This is very embarrassing thing to ask but what is a definition of global field? Every text or internet sources says either a number field or function field over finite field. (Yes, I understand there is nothing wrong with this but I would like to know the 'axiomatic' definition)
Thanks,
I glanced at the paper, and here's a summary.

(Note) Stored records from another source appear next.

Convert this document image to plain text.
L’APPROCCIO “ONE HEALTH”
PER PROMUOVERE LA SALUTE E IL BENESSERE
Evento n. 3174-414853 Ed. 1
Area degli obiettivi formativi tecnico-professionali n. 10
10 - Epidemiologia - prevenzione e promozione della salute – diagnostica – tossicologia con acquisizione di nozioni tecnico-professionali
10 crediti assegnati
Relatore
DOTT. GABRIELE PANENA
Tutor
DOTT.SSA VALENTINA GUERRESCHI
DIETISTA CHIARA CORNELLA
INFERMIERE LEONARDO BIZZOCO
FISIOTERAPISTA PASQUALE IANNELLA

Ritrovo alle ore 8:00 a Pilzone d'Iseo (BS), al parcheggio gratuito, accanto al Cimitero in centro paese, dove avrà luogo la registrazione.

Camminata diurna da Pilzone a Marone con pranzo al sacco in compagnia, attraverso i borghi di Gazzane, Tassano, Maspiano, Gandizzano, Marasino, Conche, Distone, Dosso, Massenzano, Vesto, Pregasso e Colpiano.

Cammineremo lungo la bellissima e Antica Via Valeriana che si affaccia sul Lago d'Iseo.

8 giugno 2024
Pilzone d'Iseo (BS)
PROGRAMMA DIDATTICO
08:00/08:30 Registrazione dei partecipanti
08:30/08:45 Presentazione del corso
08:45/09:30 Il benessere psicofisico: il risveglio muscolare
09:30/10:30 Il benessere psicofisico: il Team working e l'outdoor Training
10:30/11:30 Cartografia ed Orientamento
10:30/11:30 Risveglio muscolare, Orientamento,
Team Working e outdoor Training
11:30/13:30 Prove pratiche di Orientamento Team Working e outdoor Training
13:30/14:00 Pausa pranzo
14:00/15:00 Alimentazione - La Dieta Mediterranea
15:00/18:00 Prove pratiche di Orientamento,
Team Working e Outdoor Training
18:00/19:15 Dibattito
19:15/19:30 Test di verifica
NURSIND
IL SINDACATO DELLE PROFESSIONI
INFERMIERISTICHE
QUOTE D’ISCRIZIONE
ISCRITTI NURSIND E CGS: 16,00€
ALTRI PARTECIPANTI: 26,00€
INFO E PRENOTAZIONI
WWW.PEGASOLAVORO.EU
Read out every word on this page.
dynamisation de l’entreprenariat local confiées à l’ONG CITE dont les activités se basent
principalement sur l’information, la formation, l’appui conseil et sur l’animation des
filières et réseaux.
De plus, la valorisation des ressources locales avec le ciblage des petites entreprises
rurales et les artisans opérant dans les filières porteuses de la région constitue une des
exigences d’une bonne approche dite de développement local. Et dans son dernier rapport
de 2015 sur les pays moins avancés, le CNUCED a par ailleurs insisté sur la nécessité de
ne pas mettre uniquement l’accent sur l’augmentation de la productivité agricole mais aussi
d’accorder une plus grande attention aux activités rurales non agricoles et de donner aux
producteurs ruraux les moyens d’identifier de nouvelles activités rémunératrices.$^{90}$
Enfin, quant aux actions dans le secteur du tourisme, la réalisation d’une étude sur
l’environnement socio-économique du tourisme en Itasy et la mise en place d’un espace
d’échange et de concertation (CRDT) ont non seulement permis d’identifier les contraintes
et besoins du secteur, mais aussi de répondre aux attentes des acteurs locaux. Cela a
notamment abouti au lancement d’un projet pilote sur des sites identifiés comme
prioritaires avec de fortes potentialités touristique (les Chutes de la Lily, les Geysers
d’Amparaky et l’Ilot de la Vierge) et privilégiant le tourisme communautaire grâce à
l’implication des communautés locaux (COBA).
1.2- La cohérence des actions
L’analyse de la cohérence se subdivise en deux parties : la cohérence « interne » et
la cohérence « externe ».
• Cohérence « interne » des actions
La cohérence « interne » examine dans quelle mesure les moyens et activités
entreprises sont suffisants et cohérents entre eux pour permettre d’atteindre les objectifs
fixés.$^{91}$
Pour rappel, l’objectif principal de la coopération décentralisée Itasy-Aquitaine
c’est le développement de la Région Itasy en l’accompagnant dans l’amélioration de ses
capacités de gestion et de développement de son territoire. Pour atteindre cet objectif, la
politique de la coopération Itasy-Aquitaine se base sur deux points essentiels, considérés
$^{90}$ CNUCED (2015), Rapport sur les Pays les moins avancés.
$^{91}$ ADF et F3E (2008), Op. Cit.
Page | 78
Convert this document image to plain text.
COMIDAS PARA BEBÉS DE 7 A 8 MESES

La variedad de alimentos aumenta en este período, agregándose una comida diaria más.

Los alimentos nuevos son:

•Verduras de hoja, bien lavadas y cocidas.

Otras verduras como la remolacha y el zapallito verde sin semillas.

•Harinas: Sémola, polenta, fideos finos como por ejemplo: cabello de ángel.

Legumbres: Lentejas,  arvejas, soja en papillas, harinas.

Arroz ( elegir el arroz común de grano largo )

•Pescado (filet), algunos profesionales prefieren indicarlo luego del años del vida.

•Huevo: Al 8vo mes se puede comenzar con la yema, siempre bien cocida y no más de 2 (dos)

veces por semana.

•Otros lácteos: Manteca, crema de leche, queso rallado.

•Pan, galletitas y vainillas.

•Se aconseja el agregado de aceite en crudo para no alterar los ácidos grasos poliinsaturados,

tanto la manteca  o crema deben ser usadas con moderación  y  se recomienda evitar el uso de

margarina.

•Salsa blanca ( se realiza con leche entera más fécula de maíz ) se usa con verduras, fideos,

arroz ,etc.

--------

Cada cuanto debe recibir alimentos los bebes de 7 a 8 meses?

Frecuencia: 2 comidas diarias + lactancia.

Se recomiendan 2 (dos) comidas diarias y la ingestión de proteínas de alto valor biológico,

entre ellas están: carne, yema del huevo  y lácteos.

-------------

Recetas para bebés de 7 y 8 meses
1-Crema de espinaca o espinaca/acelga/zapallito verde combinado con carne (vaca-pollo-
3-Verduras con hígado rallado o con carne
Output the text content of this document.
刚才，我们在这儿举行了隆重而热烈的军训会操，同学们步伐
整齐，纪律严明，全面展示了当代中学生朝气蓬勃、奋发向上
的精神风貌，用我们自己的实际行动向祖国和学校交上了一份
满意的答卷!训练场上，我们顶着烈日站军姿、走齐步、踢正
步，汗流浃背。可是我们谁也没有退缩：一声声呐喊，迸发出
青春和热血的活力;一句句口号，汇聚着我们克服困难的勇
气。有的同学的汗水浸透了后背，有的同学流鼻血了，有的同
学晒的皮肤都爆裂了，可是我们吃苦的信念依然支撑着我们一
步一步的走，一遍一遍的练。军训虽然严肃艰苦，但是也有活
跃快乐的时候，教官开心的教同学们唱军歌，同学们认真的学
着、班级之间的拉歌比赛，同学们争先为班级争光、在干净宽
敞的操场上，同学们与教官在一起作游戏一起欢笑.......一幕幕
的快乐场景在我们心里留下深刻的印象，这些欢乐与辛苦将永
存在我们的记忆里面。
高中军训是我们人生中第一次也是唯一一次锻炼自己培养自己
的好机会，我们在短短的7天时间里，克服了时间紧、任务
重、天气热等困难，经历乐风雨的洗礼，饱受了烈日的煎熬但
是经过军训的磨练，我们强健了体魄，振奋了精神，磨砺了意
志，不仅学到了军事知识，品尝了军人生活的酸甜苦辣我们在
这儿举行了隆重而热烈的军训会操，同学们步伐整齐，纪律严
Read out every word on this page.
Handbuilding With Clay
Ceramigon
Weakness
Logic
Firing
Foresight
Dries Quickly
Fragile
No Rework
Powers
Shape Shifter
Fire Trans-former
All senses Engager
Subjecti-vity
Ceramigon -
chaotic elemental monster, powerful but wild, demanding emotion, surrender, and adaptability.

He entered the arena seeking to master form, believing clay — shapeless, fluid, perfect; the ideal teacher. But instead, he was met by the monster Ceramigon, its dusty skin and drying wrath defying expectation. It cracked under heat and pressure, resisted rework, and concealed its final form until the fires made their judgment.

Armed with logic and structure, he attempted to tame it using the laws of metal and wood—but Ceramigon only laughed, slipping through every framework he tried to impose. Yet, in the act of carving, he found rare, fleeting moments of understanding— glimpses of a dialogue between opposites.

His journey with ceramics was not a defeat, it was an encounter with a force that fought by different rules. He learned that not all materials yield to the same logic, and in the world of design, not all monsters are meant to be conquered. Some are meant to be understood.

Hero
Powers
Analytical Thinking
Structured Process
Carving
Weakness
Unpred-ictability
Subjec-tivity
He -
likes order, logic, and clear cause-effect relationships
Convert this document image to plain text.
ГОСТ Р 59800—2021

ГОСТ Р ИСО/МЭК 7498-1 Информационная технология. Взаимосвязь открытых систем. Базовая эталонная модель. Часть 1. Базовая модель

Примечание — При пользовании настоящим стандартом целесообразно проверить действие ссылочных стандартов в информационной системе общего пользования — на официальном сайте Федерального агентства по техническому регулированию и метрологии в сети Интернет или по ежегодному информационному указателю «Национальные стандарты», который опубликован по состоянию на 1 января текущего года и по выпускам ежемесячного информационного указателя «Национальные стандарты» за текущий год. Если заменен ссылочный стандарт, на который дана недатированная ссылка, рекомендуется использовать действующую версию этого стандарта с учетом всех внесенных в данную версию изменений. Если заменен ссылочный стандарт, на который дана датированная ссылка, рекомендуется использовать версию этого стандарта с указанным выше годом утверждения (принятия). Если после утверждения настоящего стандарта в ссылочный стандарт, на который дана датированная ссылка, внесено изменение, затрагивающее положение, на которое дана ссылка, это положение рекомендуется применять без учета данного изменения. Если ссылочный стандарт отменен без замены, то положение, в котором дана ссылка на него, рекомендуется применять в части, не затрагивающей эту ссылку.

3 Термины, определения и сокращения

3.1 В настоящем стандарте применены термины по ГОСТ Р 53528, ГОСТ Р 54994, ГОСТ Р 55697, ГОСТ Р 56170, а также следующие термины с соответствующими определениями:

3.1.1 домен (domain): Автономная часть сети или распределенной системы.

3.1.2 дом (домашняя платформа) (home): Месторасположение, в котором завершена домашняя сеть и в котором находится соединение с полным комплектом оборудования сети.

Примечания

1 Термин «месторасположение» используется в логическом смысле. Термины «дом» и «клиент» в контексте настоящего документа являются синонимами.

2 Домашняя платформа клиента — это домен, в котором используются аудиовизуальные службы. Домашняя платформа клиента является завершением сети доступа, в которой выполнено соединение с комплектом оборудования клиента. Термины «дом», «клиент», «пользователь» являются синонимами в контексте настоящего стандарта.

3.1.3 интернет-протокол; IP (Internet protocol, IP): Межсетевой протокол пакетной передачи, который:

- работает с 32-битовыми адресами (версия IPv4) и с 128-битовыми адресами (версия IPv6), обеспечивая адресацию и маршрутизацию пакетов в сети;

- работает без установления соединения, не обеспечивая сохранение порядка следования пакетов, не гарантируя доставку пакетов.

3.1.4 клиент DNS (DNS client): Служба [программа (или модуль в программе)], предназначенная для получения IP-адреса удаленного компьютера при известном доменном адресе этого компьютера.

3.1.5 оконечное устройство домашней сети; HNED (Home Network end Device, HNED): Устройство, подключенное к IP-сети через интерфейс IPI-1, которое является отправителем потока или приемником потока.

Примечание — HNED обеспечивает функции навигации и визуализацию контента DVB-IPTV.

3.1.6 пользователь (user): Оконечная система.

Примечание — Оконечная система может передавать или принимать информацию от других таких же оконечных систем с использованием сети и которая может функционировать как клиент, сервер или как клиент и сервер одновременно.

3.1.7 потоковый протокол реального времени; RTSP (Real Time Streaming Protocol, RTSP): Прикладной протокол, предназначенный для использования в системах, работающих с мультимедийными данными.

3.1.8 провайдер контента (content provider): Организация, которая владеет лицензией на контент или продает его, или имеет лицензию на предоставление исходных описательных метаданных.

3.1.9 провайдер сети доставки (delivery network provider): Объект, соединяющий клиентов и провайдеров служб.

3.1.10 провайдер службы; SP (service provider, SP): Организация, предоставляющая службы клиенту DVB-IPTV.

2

There are two axioms imposed on a field $k$ which are necessary and sufficient (these are theorems in the paper) for the field to be global (i.e. a number field or a finitely generated extension of a finite field of transcendence degree $1$):
Axiom (1): There is a set $\mathfrak{M}$ of places of $k$ (equivalence classes of absolute values) and absolute values $\vert \cdot\vert_\mathfrak{p}\in\mathfrak{p}$ for each $\mathfrak{p}\in\mathfrak{M}$ such that for each $\alpha\neq 0$ in $k$, $\vert \alpha\vert_\mathfrak{p}=1$ for all but finitely many $\mathfrak{p}$, and we have the product formula
$$\prod_{\mathfrak{p}\in\mathfrak{M}}\vert \alpha\vert_\mathfrak{p}=1.$$
Axiom (2) The set $\mathfrak{M}$ contains at least one place $\mathfrak{p}$ which is either discrete with finite residue field or Archimedean.
Theorem 2 of the paper says that algebraic number fields and algebraic function fields satisfy the two axioms, with the every member of the set set of places in each case satisfying Axiom (2) (not just the one place required by Axiom (2)). Theorem 3 says that a field satisfying both axioms is a global field (the converse of Theorem 2).
I think it's probably safe to say that this axiomatic characterization, while nice, is not what most number theorists adopt as the definition of a global field.